10. A silicon carbide semiconductor device according to any of the claims 1 to 9 wherein,

the silicon carbide substrate has a rectangular shape in plan view, the rectangular shape having a first side and a second side parallel to each other, and a third side and a fourth side perpendicular to the first side and the second side,

the silicon carbide semiconductor device has:

a first gate runner extending along the first edge;

a second gate runner extending along the second edge; and

a third gate runner continuous with the first gate runner and the second gate runner and extending along the third side,

The gate pad is continuous with the first gate runner,

the second gate runner is remote from the gate pad in a direction parallel to the third side.

11. The silicon carbide semiconductor device of claim 10, wherein,

the gate pad comprises an intersection point of the first gate runner and the third gate runner and is continuous with the first gate runner and the third gate runner.

12. The silicon carbide semiconductor device of claim 10, wherein,

the third gate runner is remote from the gate pad in a direction parallel to the first edge.

13. The silicon carbide semiconductor device of claim 12, wherein,

the third region has a seventh region disposed along a side of the third side of the gate pad in the plan view,

the seventh region is continuous with the third gate runner.

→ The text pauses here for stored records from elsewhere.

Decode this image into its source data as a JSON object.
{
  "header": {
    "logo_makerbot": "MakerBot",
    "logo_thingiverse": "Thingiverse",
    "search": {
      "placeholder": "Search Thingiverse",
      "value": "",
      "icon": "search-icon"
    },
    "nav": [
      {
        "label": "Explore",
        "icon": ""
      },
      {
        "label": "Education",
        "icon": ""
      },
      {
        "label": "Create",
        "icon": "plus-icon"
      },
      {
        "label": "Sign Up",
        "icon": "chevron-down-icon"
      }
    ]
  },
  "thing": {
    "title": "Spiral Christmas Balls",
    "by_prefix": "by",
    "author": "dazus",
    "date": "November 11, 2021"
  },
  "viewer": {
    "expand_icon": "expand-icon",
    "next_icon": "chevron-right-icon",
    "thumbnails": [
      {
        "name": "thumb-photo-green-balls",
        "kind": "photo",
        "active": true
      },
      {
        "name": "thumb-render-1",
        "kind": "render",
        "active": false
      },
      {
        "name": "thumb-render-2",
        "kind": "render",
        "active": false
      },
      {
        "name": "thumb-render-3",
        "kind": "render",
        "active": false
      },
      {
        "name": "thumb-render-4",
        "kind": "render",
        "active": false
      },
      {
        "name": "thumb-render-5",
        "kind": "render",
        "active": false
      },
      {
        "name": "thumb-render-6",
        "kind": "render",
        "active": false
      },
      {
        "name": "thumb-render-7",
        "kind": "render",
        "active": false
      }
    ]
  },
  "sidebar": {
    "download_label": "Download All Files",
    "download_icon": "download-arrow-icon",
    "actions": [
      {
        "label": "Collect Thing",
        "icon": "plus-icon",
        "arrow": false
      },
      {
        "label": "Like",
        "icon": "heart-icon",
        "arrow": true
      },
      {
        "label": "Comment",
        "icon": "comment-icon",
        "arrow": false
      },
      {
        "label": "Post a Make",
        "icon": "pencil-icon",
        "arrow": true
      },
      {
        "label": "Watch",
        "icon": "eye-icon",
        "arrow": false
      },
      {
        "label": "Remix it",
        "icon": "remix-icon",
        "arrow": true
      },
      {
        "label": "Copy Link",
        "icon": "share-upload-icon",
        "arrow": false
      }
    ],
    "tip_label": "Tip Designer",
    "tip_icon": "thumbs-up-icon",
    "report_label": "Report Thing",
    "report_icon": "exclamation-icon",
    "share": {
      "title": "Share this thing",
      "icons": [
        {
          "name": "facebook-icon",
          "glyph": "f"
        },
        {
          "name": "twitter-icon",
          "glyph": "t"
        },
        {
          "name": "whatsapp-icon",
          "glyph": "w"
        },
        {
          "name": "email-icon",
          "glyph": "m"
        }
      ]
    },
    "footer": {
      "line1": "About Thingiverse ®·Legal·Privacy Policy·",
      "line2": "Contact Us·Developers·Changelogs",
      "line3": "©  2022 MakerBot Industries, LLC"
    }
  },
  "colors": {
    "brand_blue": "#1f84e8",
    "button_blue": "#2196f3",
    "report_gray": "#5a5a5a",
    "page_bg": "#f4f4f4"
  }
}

14. A silicon carbide semiconductor device according to any of the claims 10 to 13 wherein,

the third region has an eighth region disposed along a side of the second side of the gate pad in the plan view,

the eighth region is remote from the second gate runner.

15. A silicon carbide semiconductor device according to any of the claims 10 to 13 wherein,

the third region has an eighth region disposed along a side of the second side of the gate pad in the plan view,

the eighth region is continuous with the second gate runner.

16. A silicon carbide semiconductor device according to any of the claims 10 to 15 wherein,

the third region has a ninth region disposed along a side of the fourth side of the gate pad in the plan view.

17. A silicon carbide semiconductor device according to any of the claims 1 to 9 wherein,

the silicon carbide substrate has a rectangular shape in plan view, the rectangular shape having a first side and a second side parallel to each other, and a third side and a fourth side perpendicular to the first side and the second side,

the third region surrounds the gate pad in a top view,

the silicon carbide semiconductor device has:

a first gate runner extending along the first edge;

a second gate runner extending along the second edge;

a third gate runner continuous with the first gate runner and the second gate runner and extending along the third side; and

And the fourth grid runner is used for connecting the third grid runner with the grid bonding pad.